Summary
A proposal to adjust ten (10) total risk parameters, including Loan-to-Value and Liquidation Threshold, across five (5) Aave V3 assets.
- GNO on Gnosis
- OP on Optimism
- ARB on Arbitrum
- stMATIC on Polygon
- MaticX on Polygon
Analysis
Increasing the liquidation threshold and LTV for assets allows Aave to enhance users’ capital efficiency. However, this must be balanced with proper risk management to ensure that there is a sufficient buffer in the event of large drawdowns and/or liquidations. The analyses below were conducted utilizing our LT simulations, which showed either minimal or no increases in VaR at the recommended LT levels, while also considering user distribution and on-chain liquidity.
GNO (Gnosis)
GNO is in isolation mode with a debt ceiling of $2M, with $971K borrowed against it, split between USDC and WXDAI. The top suppliers of GNO have strong health scores of over 3, while some do not borrow against GNO.
Given the user distribution and liquidity, we recommend increasing the LT to 53% and the LTV to 48%.
OP (Optimism)
USDC and USDT are the most popular assets borrowed against OP collateral, together with DAI representing 71% of the total debt against OP. These positions are thus at risk of liquidation should OP’s price fall.
However, the largest suppliers maintain relatively strong health scores and on-chain liquidity would support their liquidation.
Given these factors, we recommend increasing the LTV to 58% and the LT to 63%.
ARB (Arbitrum)
There is currently $5.64M borrowed against $28.5M ARB in this market, the majority of which is stablecoins.
Collateral at risk increases smoothly as ARB’s price declines, and we find that on-chain liquidity can support efficient liquidations.
Given this, we recommend increasing the LTV to 58% and the LT to 63%.
stMATIC (Polygon)
There is $6.28M borrowed against $30.09M stMATIC in this market, with $2.4M of that borrowed in E-Mode. Non-E-Mode borrows are primarily of USDC.e.
The top suppliers maintain relatively strong health scores, with the largest borrowing just $82K against $12M stMATIC, putting this market at relatively lower risk of large scale liquidations.
Given these factors, we recommend increasing the LTV to 48% and the LT to 58%.
MaticX (Polygon)
75% of the value borrowed against MaticX is associated with MATIC-correlated assets in E-Mode, putting these positions at a relatively lower risk of liquidation. Non-E-Mode borrows are primarily of stablecoins, with USCD.e the largest.

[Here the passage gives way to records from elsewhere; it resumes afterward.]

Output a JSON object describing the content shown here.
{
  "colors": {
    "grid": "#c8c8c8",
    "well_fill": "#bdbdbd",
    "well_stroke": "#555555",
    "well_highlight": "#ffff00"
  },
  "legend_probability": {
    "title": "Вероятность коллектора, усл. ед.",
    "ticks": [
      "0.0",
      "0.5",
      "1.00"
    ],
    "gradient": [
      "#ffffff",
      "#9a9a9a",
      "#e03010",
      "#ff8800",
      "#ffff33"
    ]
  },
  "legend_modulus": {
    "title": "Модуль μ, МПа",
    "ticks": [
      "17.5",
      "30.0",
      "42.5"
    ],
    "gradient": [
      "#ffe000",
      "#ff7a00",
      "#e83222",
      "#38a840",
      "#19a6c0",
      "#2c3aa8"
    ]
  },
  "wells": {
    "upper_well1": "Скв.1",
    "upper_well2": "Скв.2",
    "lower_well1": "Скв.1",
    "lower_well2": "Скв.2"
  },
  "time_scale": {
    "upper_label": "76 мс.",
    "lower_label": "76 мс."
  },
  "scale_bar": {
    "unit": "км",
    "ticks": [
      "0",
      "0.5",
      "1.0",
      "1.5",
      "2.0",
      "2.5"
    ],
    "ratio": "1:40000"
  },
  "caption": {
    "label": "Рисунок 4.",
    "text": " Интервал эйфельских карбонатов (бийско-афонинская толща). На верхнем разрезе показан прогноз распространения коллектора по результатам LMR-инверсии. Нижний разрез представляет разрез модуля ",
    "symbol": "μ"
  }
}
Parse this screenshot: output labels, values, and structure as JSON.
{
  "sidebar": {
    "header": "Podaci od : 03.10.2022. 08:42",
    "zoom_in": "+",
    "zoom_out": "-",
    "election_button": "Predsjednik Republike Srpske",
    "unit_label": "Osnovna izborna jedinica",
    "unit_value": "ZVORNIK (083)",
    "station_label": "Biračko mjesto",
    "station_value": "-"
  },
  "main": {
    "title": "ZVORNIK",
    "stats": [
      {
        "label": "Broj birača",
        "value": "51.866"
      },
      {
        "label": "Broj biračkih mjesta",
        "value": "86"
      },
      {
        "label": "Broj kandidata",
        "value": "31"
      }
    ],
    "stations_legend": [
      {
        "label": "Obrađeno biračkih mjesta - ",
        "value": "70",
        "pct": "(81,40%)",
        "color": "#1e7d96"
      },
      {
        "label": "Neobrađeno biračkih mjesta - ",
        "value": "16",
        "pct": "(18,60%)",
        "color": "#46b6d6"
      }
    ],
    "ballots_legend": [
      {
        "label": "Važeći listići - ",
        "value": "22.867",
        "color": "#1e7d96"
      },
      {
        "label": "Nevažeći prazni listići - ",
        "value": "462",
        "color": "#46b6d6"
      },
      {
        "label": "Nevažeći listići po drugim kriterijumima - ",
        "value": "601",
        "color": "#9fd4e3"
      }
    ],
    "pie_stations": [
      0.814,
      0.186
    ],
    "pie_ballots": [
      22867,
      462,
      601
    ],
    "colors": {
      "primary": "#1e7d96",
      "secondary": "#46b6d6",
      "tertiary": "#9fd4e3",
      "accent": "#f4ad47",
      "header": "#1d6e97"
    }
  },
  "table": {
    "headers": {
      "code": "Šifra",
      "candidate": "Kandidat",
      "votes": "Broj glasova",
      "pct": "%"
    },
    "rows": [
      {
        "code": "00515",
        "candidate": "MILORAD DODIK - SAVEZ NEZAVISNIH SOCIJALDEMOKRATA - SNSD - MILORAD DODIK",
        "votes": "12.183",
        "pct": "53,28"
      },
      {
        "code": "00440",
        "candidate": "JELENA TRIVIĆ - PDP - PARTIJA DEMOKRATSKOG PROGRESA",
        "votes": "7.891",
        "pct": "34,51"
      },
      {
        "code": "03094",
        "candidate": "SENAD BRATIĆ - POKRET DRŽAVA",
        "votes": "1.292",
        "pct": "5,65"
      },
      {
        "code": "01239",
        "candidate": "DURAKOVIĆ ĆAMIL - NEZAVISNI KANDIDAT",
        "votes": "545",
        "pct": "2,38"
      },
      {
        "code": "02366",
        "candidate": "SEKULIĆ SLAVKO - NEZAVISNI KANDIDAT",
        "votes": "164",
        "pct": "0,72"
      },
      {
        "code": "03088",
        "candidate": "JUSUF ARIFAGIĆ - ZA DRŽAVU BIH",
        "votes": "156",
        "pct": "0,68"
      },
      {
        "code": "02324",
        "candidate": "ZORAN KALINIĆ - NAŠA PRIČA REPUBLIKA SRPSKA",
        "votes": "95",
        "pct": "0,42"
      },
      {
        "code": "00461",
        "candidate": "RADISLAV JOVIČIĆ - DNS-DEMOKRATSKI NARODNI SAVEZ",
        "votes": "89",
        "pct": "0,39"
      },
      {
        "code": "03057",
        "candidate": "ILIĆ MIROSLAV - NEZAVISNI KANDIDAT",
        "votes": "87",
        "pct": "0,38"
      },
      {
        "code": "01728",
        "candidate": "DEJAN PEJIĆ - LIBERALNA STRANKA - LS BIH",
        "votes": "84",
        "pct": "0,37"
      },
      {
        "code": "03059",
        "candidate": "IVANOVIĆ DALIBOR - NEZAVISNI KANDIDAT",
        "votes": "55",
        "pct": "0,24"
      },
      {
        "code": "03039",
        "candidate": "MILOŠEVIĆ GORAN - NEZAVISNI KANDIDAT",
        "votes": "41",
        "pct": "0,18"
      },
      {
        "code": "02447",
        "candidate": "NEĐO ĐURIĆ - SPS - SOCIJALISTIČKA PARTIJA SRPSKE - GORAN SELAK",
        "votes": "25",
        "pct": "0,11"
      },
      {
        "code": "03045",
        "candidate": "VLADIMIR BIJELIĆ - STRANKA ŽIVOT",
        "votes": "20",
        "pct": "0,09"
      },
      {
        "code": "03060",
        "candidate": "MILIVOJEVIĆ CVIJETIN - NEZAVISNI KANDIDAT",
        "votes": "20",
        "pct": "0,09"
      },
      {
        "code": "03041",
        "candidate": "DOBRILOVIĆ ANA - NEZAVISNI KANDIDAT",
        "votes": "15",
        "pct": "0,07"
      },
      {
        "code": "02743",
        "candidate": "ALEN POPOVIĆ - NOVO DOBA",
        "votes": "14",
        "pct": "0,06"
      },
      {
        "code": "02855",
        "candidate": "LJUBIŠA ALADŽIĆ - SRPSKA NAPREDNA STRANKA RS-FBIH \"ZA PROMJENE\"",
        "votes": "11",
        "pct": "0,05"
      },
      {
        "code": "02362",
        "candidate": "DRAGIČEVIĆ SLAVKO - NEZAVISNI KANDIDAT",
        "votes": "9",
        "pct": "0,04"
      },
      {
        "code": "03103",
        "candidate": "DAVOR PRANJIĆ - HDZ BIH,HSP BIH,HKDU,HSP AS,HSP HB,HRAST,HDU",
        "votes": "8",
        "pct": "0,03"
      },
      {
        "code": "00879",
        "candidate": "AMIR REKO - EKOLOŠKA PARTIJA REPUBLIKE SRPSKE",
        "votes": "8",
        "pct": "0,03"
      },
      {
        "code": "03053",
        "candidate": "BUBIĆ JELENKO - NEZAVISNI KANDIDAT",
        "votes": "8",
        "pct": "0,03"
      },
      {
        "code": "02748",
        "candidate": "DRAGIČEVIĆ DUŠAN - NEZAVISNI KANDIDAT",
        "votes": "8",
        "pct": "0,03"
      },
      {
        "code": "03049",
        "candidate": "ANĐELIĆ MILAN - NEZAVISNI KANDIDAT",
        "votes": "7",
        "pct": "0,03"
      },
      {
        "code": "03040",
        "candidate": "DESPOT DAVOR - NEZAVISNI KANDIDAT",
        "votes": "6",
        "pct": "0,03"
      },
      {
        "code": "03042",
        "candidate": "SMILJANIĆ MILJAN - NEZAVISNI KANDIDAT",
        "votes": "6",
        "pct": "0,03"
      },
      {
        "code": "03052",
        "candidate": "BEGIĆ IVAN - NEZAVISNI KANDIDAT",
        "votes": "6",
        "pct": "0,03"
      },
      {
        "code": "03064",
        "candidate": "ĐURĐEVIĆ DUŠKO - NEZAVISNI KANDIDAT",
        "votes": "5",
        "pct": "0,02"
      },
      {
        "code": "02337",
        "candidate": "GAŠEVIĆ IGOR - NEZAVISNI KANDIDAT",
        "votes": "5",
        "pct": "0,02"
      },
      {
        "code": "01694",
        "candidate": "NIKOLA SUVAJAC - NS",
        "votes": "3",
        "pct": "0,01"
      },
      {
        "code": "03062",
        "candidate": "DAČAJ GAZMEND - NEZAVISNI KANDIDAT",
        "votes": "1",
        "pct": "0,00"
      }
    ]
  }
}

The largest MaticX suppliers are either looping with WMATIC, borrowing a small amount of WETH, or borrowing USDC.e.
Given on-chain liquidity and user distribution, we recommend increasing the LTV to 50% and the LT to 60%.
Specification
Given these observations, we recommend making the following changes:
Chain | Asset | Current LTV | Rec. LTV | Current LT | Rec. LT |
---|---|---|---|---|---|
Gnosis | GNO | 45% | 48% | 50% | 53% |
Optimism | OP | 50% | 58% | 60% | 63% |
Arbitrum | ARB | 50% | 58% | 60% | 63% |
Polygon | stMATIC | 45% | 48% | 56% | 58% |
Polygon | MaticX | 45% | 50% | 58% | 60% |
Next Steps
We invite a community discussion around the proposed parameter updates and, barring community objection, will follow up with a Snapshot vote in five days.
Disclaimer
Chaos Labs has not been compensated by any third party for publishing this ARFC.